= AMULET (processor) =

Microprocessor series developed at the University of Manchester

AMULET is a series of microprocessors implementing the ARM processor architecture. Developed by the Advanced Processor Technologies group at the Department of Computer Science at the University of Manchester (formerly the AMULET and PAL groups based at the same institution), AMULET is unique amongst ARM implementations in being an asynchronous microprocessor, not making use of a square wave clock signal for data synchronization and movement.

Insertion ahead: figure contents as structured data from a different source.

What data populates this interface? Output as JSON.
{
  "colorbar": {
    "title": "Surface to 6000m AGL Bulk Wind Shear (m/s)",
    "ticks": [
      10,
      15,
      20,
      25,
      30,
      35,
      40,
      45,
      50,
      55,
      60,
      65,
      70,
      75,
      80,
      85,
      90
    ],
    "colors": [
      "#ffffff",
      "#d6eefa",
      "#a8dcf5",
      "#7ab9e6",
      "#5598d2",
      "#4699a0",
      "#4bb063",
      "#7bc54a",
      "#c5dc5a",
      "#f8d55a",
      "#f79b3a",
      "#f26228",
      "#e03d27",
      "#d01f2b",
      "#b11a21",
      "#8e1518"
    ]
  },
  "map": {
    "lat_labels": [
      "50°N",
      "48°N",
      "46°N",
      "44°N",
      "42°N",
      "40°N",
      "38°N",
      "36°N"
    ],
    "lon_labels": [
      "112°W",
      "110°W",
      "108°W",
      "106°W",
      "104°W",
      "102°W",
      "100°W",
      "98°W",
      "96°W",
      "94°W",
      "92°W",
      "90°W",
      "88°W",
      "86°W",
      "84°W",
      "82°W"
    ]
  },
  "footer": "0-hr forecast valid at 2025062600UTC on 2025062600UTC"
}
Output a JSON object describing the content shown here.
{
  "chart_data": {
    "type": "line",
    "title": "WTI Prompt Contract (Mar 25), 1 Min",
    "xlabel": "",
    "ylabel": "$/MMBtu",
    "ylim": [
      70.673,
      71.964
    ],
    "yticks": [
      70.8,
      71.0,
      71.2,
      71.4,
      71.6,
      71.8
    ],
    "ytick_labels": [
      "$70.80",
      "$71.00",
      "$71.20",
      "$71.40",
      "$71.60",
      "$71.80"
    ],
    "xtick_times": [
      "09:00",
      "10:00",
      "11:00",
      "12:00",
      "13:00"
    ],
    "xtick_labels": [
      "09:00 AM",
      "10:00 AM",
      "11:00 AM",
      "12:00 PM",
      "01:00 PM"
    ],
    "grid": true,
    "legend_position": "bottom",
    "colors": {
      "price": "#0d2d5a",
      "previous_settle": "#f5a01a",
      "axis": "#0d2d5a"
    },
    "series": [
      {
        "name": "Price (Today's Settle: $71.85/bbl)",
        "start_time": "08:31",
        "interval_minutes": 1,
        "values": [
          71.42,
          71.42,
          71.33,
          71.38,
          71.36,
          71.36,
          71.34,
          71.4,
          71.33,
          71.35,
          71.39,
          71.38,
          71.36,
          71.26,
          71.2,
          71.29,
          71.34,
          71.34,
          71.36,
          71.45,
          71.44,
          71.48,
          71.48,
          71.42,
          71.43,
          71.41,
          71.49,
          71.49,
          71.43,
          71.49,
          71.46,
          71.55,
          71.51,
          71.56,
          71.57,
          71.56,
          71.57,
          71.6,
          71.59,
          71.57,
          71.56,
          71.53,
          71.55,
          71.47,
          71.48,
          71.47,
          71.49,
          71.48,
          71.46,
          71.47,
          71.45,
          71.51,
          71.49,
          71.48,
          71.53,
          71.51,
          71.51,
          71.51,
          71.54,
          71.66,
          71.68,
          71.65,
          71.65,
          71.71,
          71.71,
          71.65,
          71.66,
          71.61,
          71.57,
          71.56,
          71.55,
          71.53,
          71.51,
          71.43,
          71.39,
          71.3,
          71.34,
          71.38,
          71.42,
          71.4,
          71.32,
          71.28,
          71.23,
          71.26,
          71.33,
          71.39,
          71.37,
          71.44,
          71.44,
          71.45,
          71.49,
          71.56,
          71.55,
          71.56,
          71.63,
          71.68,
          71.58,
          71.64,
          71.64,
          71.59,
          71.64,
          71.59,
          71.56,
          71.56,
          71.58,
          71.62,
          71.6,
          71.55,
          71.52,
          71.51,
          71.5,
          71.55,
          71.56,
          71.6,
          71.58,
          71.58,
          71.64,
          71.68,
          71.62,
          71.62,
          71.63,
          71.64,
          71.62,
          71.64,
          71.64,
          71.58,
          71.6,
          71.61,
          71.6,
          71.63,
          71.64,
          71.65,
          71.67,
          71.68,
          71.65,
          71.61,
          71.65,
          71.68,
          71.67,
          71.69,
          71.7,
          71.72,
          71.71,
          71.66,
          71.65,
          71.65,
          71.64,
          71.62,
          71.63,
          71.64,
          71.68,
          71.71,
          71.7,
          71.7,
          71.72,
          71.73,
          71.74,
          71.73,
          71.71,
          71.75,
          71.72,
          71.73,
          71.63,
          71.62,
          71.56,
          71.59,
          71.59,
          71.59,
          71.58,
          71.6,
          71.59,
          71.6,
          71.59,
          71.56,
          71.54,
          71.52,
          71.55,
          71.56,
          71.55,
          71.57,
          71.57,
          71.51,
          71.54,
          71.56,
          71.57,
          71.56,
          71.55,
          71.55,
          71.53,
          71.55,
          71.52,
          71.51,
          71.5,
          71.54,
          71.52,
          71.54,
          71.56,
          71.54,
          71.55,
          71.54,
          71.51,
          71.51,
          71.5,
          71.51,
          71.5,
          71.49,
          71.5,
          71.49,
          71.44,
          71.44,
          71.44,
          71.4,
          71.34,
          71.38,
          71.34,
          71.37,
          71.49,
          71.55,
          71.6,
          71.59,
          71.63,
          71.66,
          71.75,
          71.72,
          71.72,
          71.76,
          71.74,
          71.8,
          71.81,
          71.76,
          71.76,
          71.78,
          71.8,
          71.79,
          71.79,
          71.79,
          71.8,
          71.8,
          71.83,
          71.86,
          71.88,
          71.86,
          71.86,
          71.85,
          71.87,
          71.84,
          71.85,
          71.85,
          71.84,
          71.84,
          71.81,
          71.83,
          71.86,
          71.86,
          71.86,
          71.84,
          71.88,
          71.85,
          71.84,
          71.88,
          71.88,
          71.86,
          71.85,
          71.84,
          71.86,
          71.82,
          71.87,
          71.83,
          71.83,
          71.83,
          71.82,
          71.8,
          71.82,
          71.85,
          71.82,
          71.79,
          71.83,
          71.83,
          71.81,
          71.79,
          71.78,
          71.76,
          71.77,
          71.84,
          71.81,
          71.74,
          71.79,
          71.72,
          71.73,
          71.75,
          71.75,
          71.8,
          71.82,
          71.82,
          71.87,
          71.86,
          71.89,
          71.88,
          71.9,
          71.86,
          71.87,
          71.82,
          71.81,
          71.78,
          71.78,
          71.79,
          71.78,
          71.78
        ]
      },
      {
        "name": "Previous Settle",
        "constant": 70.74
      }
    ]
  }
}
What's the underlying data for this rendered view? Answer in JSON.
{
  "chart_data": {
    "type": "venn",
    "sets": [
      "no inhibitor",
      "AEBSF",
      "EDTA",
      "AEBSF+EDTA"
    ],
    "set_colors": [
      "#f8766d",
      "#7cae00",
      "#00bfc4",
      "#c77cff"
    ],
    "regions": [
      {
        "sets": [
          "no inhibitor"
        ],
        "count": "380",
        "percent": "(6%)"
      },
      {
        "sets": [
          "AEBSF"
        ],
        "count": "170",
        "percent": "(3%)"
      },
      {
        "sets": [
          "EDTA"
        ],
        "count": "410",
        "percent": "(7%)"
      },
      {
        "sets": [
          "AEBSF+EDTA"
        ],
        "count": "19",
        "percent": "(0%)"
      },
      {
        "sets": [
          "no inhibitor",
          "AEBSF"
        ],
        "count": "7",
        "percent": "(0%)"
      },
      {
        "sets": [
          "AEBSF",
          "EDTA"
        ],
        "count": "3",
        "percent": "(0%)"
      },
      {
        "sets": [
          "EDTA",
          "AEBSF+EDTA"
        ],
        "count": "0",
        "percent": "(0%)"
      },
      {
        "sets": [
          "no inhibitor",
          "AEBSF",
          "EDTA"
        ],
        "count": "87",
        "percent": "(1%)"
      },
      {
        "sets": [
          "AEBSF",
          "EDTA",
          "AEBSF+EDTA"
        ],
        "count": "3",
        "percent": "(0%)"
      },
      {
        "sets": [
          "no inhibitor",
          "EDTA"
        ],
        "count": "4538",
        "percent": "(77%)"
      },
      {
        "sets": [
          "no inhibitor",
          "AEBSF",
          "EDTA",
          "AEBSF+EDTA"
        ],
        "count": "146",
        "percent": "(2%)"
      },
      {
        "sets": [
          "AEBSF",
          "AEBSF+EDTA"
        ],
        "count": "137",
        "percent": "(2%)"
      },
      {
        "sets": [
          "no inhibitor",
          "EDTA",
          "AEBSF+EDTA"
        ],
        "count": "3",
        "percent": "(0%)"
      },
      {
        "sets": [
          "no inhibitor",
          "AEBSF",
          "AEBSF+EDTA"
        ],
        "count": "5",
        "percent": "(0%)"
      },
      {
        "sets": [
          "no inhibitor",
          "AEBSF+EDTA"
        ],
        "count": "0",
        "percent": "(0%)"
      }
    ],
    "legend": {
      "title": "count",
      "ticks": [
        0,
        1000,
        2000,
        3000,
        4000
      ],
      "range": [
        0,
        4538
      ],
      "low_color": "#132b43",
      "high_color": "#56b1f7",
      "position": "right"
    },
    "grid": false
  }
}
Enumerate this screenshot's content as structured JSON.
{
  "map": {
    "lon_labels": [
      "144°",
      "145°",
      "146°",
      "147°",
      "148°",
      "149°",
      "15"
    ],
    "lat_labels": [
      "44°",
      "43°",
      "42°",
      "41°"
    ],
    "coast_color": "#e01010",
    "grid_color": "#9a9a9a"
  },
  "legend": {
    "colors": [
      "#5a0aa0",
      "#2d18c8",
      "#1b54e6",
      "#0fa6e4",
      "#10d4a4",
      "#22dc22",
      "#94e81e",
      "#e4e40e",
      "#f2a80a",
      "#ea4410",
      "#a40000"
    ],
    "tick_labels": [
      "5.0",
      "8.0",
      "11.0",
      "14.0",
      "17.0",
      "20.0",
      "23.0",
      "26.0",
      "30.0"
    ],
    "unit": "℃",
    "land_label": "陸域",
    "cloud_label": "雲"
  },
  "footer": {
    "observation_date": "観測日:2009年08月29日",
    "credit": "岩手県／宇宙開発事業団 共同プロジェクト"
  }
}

== List of AMULET microprocessors ==
- AMULET1 — Designed in 1990 and first fabricated in 1993. Its estimated performance is approximately 70% of that of a comparably-sized synchronous ARM6 running at 20 MHz.
- AMULET2 — A re-implementation of AMULET1 first fabricated in 1996. Features on-chip memory that can be used either as processor cache or mapped RAM. The APT group estimates AMULET2 to have a similar power dissipation/performance ratio as ARM8. One very notable feature due to the asynchronous design is the drop of power dissipation to 3 μW when not in use (assuming the on-board timer, which handles DRAM refresh, is also inactive).
- AMULET3 — This was a redesigned architecture aiming at higher performance than the previous AMULET processors whilst retaining low power dissipation. Fabricated in 2000, it supported the ARM level 4 instruction set compatibility, alongside support for Thumb mode (i.e. ARM9TM). Performance and power dissipation were approximately the same as an ARM9 fabricated on the same technology. AMULET3 was employed in a commercial prototype DECT device because of its inherent low electromagnetic interference characteristics. This did not go into manufacture for non-technical reasons.